Timo Brandt: Nachumahmungen. Poesie. München (APHAIA Verlag) 2023. 127 S. 18,00 Euro.

„Ich denke: Denken macht unglücklich“


Nachumahmungen lautet der Titel von Timo Brandts sechstem Lyrikband, für den er als Untertitel nicht wie bei seinen früheren Büchern „Gedichte“, sondern das Wort „Poesie“ wählte. Es ist sein bisher persönlichster, soweit ich das als Leserin und Rezensentin zu beurteilen vermag, sein wahrhaftigster und mutigster, wobei die Texte offen und zurückhaltend zugleich imponieren.
      Nachumahmungen ist eine komplexe Wortschöpfung, die mehrere Anklänge wachruft. „Nach“ weist drauf hin, dass etwas bereits vorbei ist, wir gleichsam einer Rückschau beiwohnen, mit dem Dichter einen Blick in eine länger oder kürzer zurückliegende Vergangenheit werfen und in eine damit verbundene Endlichkeitserfahrung. Auch das Verb umarmen klingt im Titel mit.

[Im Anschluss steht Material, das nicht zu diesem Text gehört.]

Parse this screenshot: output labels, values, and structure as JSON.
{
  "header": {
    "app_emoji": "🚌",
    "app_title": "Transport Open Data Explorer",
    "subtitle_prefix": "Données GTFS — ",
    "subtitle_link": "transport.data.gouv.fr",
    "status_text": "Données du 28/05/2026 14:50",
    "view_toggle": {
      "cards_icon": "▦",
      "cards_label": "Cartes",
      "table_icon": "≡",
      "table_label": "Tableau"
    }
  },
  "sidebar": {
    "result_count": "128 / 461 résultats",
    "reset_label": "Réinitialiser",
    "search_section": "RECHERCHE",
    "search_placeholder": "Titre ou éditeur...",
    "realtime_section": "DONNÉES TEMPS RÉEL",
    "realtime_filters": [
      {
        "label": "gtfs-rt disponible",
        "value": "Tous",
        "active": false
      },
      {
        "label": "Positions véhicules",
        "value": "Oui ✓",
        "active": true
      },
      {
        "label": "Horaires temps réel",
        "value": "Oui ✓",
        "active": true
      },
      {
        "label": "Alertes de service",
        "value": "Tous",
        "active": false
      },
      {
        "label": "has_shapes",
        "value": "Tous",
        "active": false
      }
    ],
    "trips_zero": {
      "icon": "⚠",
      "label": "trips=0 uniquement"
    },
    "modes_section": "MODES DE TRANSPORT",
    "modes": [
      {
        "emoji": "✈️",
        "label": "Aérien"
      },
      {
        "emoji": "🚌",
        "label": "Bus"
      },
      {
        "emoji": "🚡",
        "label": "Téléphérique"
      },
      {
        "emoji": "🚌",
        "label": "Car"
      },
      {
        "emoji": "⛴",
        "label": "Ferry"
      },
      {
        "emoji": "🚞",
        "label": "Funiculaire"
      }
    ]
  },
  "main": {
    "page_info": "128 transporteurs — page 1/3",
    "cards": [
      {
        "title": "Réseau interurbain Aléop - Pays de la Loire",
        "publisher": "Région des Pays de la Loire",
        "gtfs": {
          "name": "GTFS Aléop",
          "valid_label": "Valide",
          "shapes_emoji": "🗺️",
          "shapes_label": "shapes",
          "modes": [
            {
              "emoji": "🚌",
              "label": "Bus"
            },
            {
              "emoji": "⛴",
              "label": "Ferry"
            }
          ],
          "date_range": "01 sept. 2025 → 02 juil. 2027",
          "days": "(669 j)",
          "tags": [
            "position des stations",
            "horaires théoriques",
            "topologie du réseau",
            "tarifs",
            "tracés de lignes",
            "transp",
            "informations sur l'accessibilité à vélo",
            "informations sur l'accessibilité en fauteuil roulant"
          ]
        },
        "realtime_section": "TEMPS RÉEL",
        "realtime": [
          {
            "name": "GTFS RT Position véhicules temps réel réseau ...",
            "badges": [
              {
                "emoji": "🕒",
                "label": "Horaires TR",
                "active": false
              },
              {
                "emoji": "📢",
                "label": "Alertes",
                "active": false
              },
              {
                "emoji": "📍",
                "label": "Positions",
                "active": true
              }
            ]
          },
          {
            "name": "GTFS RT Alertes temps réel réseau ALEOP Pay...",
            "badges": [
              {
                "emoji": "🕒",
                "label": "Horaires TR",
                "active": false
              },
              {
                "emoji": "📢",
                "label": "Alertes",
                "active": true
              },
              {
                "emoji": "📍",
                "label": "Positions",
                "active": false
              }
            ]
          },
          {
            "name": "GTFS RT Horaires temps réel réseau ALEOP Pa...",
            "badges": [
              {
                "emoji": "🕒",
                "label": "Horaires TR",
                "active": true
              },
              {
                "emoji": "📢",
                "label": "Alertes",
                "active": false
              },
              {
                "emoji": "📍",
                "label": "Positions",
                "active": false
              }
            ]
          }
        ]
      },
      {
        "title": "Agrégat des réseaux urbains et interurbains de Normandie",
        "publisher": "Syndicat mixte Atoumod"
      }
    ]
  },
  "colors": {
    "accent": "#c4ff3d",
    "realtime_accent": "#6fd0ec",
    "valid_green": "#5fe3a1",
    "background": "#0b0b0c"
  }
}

Es sind Erinnerungen an ein Sehnen und Begehren, an Umarmungen durch ein geliebtes und liebendes Du im Rausch einer Liebesbeziehung, die nachhallt, aber unwiederbringlich vorbei ist. Die Erinnerungen „trennen ... unsere Nähte auf“, heißt es einmal und sie lassen Teile zurück, die sich nicht mehr zusammenfügen lassen, sondern sich verlieren. Es sind einerseits die zwei Hälften eines Paares, die nicht mehr verbunden sind. Andererseits kann dies als Teilung der Welt in Dichtung und alltägliche Lebenspraxis interpretiert werden. Und auch das Ich ist nun in mehrere Teile zertrennt und verliert sich:

„komme mir vor wie weit aufs meer hinaus gestreut.“

Wie lassen sich diese Teile wieder zusammenfügen? Nach „einem kurzen Uns“ blieben Enttäuschung, Ernüchterung und die Wehmut eines Alleingelassenen, der sich Vorwürfen und kaum beantwortbaren Fragen aussetzt. Das Ich sehnt sich mit der Logik eines Verwundeten, der die Realität verschieben will, nach einer zweiten Chance, nämlich jener, das geliebte Du erneut kennenzulernen, die Beziehung „noch einmal“ beginnen und manches anders machen zu können.
     Nach den Umarmungen bezieht es sich zudem auf die Zugewandtheit von Freund*innen, auch auf elterliche Umar-mungen, die sich im Lauf des Erwachsenwerdens wandeln, beiderseitige Ansprüche genauso wachsen lassen wie Irrita-tionen, Enttäuschungen und ein Gefühl des Ungenügens. So heißt es einmal

„Wie mein Vater schon sagte: Wenn dich das
schon stresst
wie willst du es dann schaffen?“

„es“, so wird im Gedicht in the vallejo deutlich, ist das Leben des Sohnes, und mit „schaffen“ kein ruheloses Arbeiten, Häusle-Bauen oder Anhäufen von Kapital gemeint. Es ist die etwas roh ausgedrückte Besorgnis eines Vaters, ob und wie sein Sohn das eigene Leben wird meistern können. Denn dieser ist zerrissen von nagenden Zweifeln und Ängsten. In einer Zeit der Ober-flächlichkeit, ständiger Kommentierungen und des Trends zur Selbstoptimierung schwankt er, ob er, der so ganz anders tickt, sich als ständig grübelnden, unaufhörlich denkenden, ja alles zerdenkenden Menschen erfährt, überhaupt lebensfähig ist.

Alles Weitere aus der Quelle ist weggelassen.